Having acquired the island in dubious circumstances and deported its entire population, the British then handed it over to the Americans who constructed a massive military base there. Another legal fiction is that it is a “joint” US-UK base, although evidence for that is virtually non-existent. The Americans were granted a 50-year lease, although they did not pay a single dollar for the privilege. That lease was extended for a further 20 years in December 2016.
Diego Garcia has acquired a further unenviable reputation since becoming essentially another military outpost. It is now part of the network of US military bases used to extrapolate US military power to wherever that power is needed to advance US geopolitical aims.
It has also been used as a staging post for ‘extraordinary rendition’ (i.e. unlawful kidnapping and shipment of individuals), and as one of the US’s network of centres for ‘enhanced interrogation’, ( i.e. torture). The British may wish to reflect on their willingness to maintain the “joint facility” claim as joint management carries with a joint liability for the many and varied breaches of international law conducted on or from the island.
In the UN, the British ambassador argued that monetary compensation had been provided to Mauritius; and that it was a bilateral matter between the UK and Mauritius and that it should remain so.
That latter argument, also advanced by a number of the handful of countries who voted in support of the UK position, ignores both the actual resolution and an important body of international law that lies behind it.
The first part of the resolution, which is the only part to be discussed here, asks:
Was the process of decolonization of Mauritius lawfully completed when Mauritius was granted independence in 1968 following the separation of the Chagos Archipelago from Mauritius and having regard to international law, including obligations reflected in General Assembly Resolution 1514 of 14 December 1960…
The significance of this part of the resolution is twofold. It does not go to the issue of whether Mauritius had sovereignty over the islands, but whether the process of decolonization was lawfully competed.
Secondly, the UN General Assembly Resolution referred to (1514 of 1960) makes it clear that the breaking up of colonies before independence is specifically prohibited.

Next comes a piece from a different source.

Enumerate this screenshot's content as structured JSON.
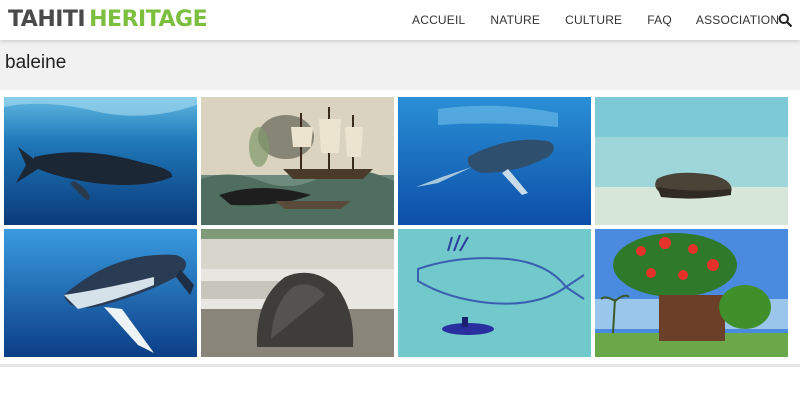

In the present case, that is exactly what the UK did when it must have known that such an action was illegal under international law. Not for the first time, and one is confident, certainly not for the last time, international law for the major western powers is only a tool of geopolitical convenience. Western political leaders, of whom Australia’s Prime Minister Malcolm Turnbull is a prominent example, are fond of using phrases such as ‘the rule of law’ and ‘the rules based international order’.
There is a manifest disjunction between the rhetoric and the application in a wide range of areas, including in Australia’s case, the treatment of refugees and involvement in numerous illegal wars of choice.
It was therefore no surprise that Australia was one of the 15 countries that voted against the Mauritian resolution. The Australian UN representative was voting against the resolution she said, because:
- It was not appropriate to use the Court’s advisory opinion jurisdiction to determine the rights and interests of States arising from a specific context.
- The Diego Garcia military base played a pivotal part in the global fight against terrorism (and) that it was in the interests of all to ensure that there was no uncertainty about its status that could jeopardise its contribution to international peace and security.
This argument is beyond satire. It may be one reason why the Department of Foreign Affairs and Trade’s official website makes absolutely no mention of the UN vote and why Australia was part of a tiny minority (UK, USA, Israel, Afghanistan, Albania, Japan and South Korea were among the others) so out of step with the overwhelming weight of world opinion.
Similarly, the two major Australian newspaper chains (Murdoch and Fairfax) also failed to carry a single report on the debate, the outcome, or its considerable significance. Far easier, it would seem, to pretend something has not happened, than to have to justify yet another indefensible position.